In end users' world and VERY often in corporations ... when files are lost and users (most over 25yrs today) go looking for a folder, sub-folder, sub-sub(x10) folder where it is. Now THESE users do NOT remember the file name - they know what it looks like (characters in file name but mostly by association of WHERE it is when using file system).

Yet when the file is GONE or the FOLDER is GONE ... it's jUMP how high and panic where is this file/folder.
The content of what is IN the folder or the file itself is WHAT a person is AFTER! IF the file moves BUT the association of the file type to open in an app does not change then such app can be used to search for it without the file system - this is why on macOS X and now macOS since has universal search from MACH-BSD kernel. You search for the file name and bingo doesn't matter where it moved (even if on file shares or over internet - if you accessed it before and are connected bingo you can search and open it).

Now in Windows ... LMAO file indexing is a joke and a huge plague. BUT if you're after a .docx or .xlsx then the respect app (word or excel) will have a cached remembrance in the side panel so that you can open it. THIS breaks in Windows IF the file has moved it's location. This is where the File System can NOT be a good thing.

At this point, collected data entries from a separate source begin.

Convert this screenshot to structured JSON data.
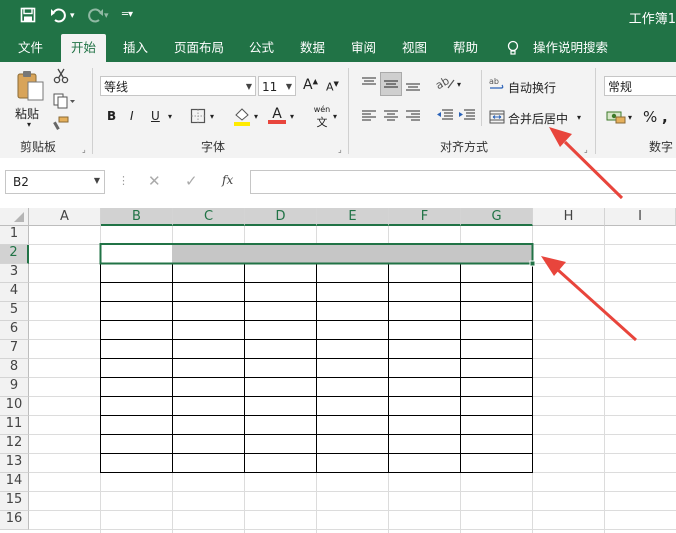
{
  "quick_access": {
    "save_icon": "save-icon",
    "undo_icon": "undo-icon",
    "redo_icon": "redo-icon",
    "customize_icon": "customize-icon"
  },
  "window": {
    "title": "工作簿1"
  },
  "tabs": [
    {
      "label": "文件"
    },
    {
      "label": "开始",
      "active": true
    },
    {
      "label": "插入"
    },
    {
      "label": "页面布局"
    },
    {
      "label": "公式"
    },
    {
      "label": "数据"
    },
    {
      "label": "审阅"
    },
    {
      "label": "视图"
    },
    {
      "label": "帮助"
    }
  ],
  "tell_me": {
    "label": "操作说明搜索"
  },
  "ribbon": {
    "clipboard": {
      "paste_label": "粘贴",
      "group_label": "剪贴板"
    },
    "font": {
      "font_name": "等线",
      "font_size": "11",
      "bold": "B",
      "italic": "I",
      "underline": "U",
      "group_label": "字体",
      "phonetic": "wén",
      "font_color_letter": "A"
    },
    "alignment": {
      "wrap_text": "自动换行",
      "merge_center": "合并后居中",
      "group_label": "对齐方式"
    },
    "number": {
      "format": "常规",
      "percent": "%",
      "group_label": "数字"
    }
  },
  "formula_bar": {
    "name_box": "B2",
    "fx": "fx",
    "content": ""
  },
  "grid": {
    "columns": [
      "A",
      "B",
      "C",
      "D",
      "E",
      "F",
      "G",
      "H",
      "I"
    ],
    "rows": [
      "1",
      "2",
      "3",
      "4",
      "5",
      "6",
      "7",
      "8",
      "9",
      "10",
      "11",
      "12",
      "13",
      "14",
      "15",
      "16"
    ],
    "selected_cell": "B2",
    "selected_range": "B2:G2"
  },
  "colors": {
    "excel_green": "#217346",
    "annotation_red": "#e8453c",
    "selection_fill": "#c6c6c6"
  }
}
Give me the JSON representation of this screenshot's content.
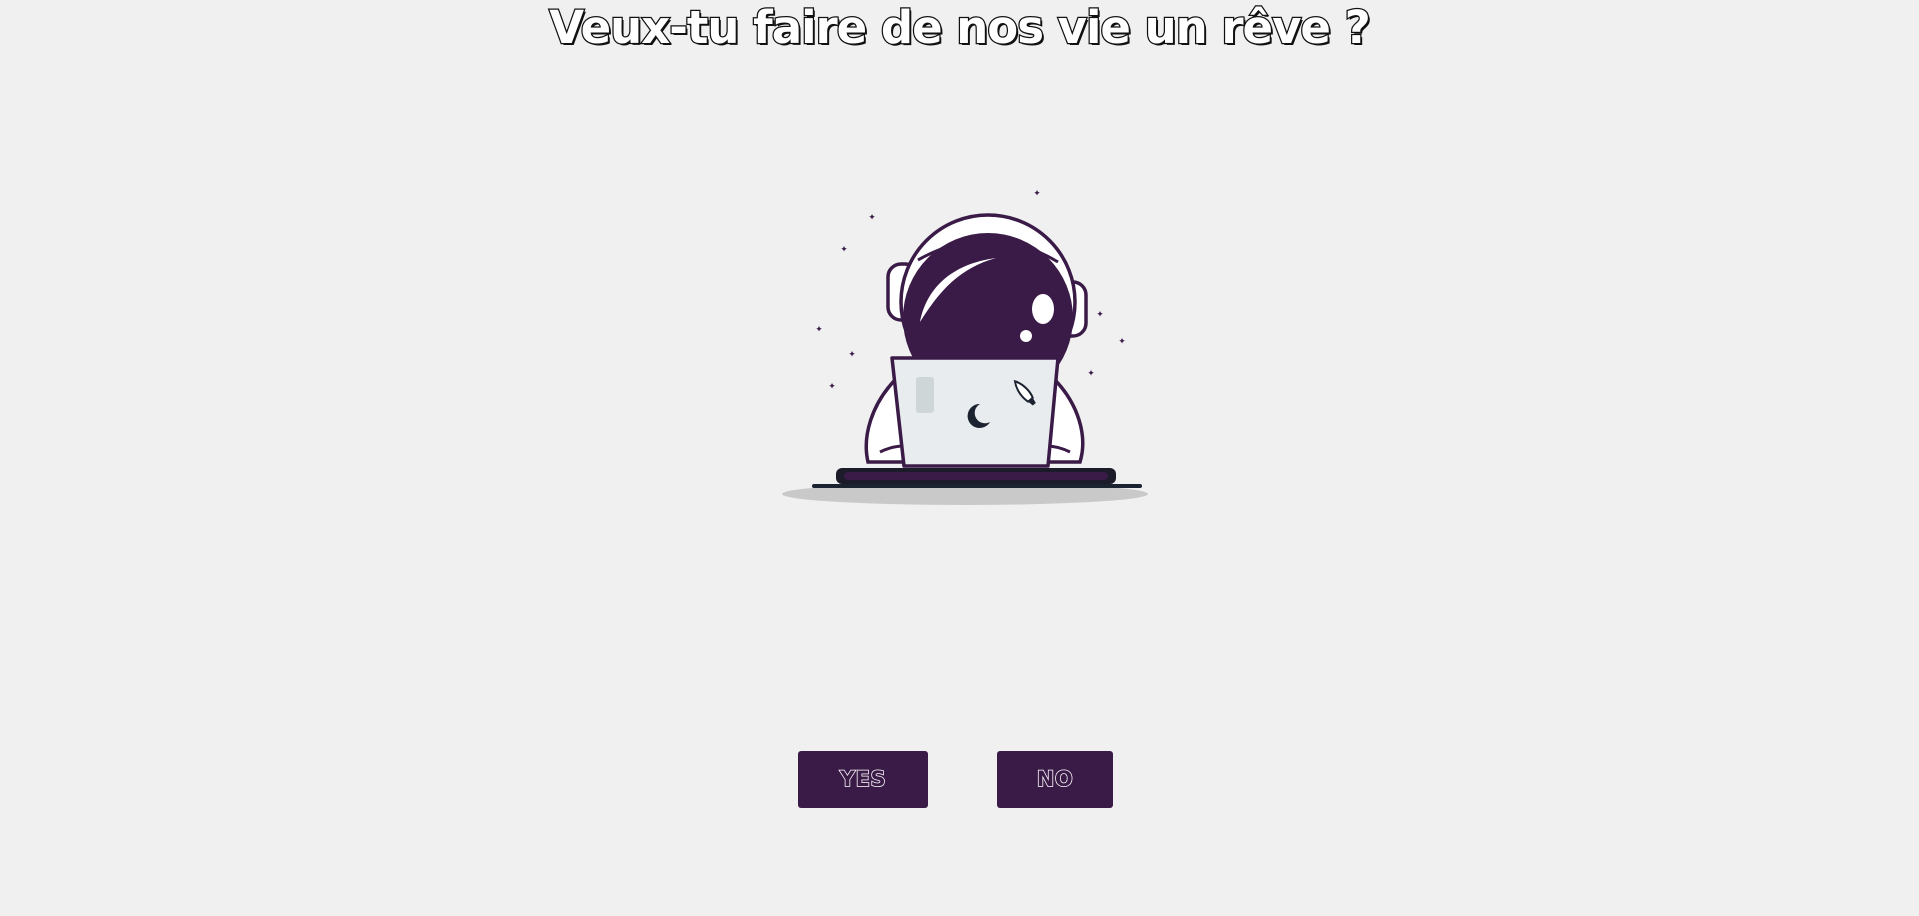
{
  "page": {
    "title": "Veux-tu faire de nos vie un rêve ?"
  },
  "illustration": {
    "subject": "astronaut-with-laptop",
    "icons": [
      "astronaut-icon",
      "laptop-icon",
      "moon-icon",
      "rocket-icon",
      "star-icon"
    ]
  },
  "buttons": {
    "yes_label": "YES",
    "no_label": "NO"
  },
  "colors": {
    "background": "#f0f0f0",
    "accent": "#3a1b47",
    "laptop": "#e8ecee"
  }
}
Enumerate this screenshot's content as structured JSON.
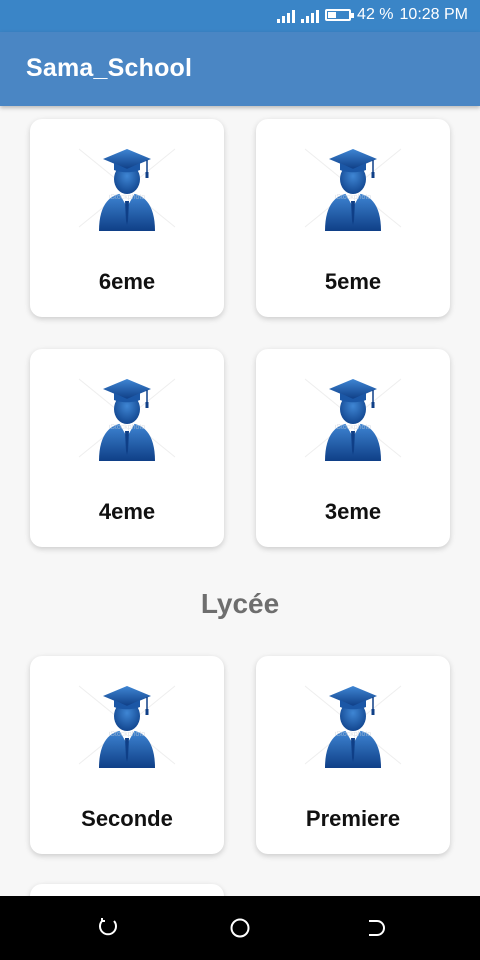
{
  "status_bar": {
    "battery": "42 %",
    "time": "10:28 PM",
    "battery_level": 0.42
  },
  "app": {
    "title": "Sama_School"
  },
  "grades_top": [
    {
      "label": "6eme"
    },
    {
      "label": "5eme"
    },
    {
      "label": "4eme"
    },
    {
      "label": "3eme"
    }
  ],
  "lycee": {
    "title": "Lycée",
    "grades": [
      {
        "label": "Seconde"
      },
      {
        "label": "Premiere"
      }
    ]
  },
  "colors": {
    "status_bar": "#3a85c7",
    "app_bar": "#4a86c4",
    "graduate_blue": "#1b57a6",
    "background": "#f7f7f7"
  },
  "icons": {
    "card": "graduate-icon",
    "nav_back": "back-icon",
    "nav_home": "home-icon",
    "nav_recent": "recent-apps-icon"
  }
}
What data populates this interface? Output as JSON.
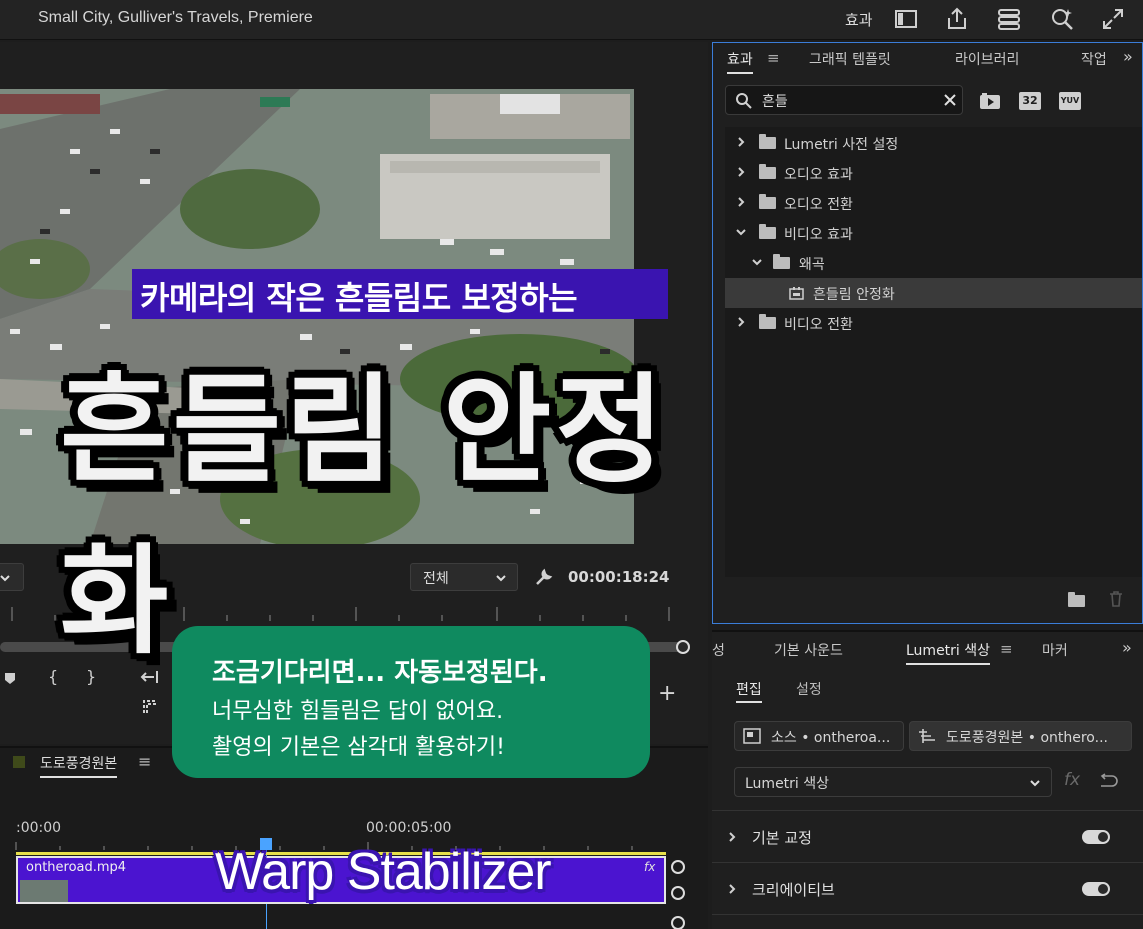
{
  "title_bar": {
    "title": "Small City, Gulliver's Travels, Premiere",
    "workspace": "효과",
    "icons": [
      "panel-layout-icon",
      "export-icon",
      "quick-export-icon",
      "search-zoom-icon",
      "fullscreen-icon"
    ]
  },
  "program_monitor": {
    "fit_select": "전체",
    "timecode": "00:00:18:24"
  },
  "overlays": {
    "sub_caption": "카메라의 작은 흔들림도 보정하는",
    "big_title": "흔들림 안정화",
    "note_line1": "조금기다리면... 자동보정된다.",
    "note_line2": "너무심한 힘들림은 답이 없어요.",
    "note_line3": "촬영의 기본은 삼각대 활용하기!",
    "warp_label": "Warp Stabilizer"
  },
  "timeline": {
    "sequence_name": "도로풍경원본",
    "time_start": ":00:00",
    "time_mark": "00:00:05:00",
    "clip_name": "ontheroad.mp4",
    "clip_fx": "fx",
    "clip_color": "#4b14d0"
  },
  "effects_panel": {
    "tabs": [
      "효과",
      "그래픽 템플릿",
      "라이브러리",
      "작업"
    ],
    "search_value": "흔들",
    "filter_icons": [
      "accelerated-effects-icon",
      "32bit-icon",
      "yuv-icon"
    ],
    "filter_labels": [
      "32",
      "YUV"
    ],
    "tree": [
      {
        "label": "Lumetri 사전 설정",
        "expanded": false
      },
      {
        "label": "오디오 효과",
        "expanded": false
      },
      {
        "label": "오디오 전환",
        "expanded": false
      },
      {
        "label": "비디오 효과",
        "expanded": true
      },
      {
        "label": "왜곡",
        "expanded": true
      },
      {
        "label": "흔들림 안정화",
        "expanded": false
      },
      {
        "label": "비디오 전환",
        "expanded": false
      }
    ]
  },
  "lumetri_panel": {
    "tabs": [
      "성",
      "기본 사운드",
      "Lumetri 색상",
      "마커"
    ],
    "subtabs": [
      "편집",
      "설정"
    ],
    "source_chip": "소스 • ontheroa...",
    "sequence_chip": "도로풍경원본 • onthero...",
    "effect_select": "Lumetri 색상",
    "sections": [
      "기본 교정",
      "크리에이티브"
    ]
  },
  "colors": {
    "accent_blue": "#3b7dd8",
    "caption_purple": "#3a14b0",
    "note_green": "#0f8a5f",
    "playhead": "#4aa3ff"
  }
}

Most youth under 25y today - unless they did compsci course or used file systems don't even understand what a file folder is. nor a file share. again if not comp-sci course, or used file systems heavily (especially in a corporate setting) ... the file folder is a reference to a physical file folder (and the concept comes from folders in a filing cabinet). Even the folder icon on All computer OS' reference a file folder - most 25yrs or younger don't even know what a folder or filing cabinet is. Now introduced file folder permissions after teaching a filing cabinet concept is where file folders comes from and you'll likely confuse the typical younger user.

here is a really common example yet within an app:
Outlook.
Microsoft specifically states on their support pages NOT to use Outlook as a filing system! Yet EVERY corporate user, regardless of industry USES Outlook exactly that way.
planed use: User wants to move a folder containing emails related to a specific top/from a specific team/person into another folder within Outlook.
action: user uses drag & drop
occurs: user accidentally (or not paying attention, etc) drops the folder into another and the user is confused, lost and panics.
Q? : Did the user try using Outlook's search for the folder or anything related to anything within that folder? (think: sender, subject, content of the body of any email in that folder, or even the folder name)
A?: I'll bet in this example 9.5/10 said user did NOT!
Proper Use: user should have used the 'Move' function in the ribbon of outlook to ensure no accidental move locations would happen.
> instead the user will go looking for help or contact support to help them. That is just within an APP that uses a filing system within it.

yes there are use cases where access to a file system works - especially when bulk renaming file names or having to backup a folder on the device to a cloud storage system, and more. BUT for a very portable and small computing devices ... iPad and iPhone - Apple has correctly chosen NOT to use that system:
- users will brick and over flood support lines.
- support will need to document and train all typical scenarios to mitigate issues and solve them.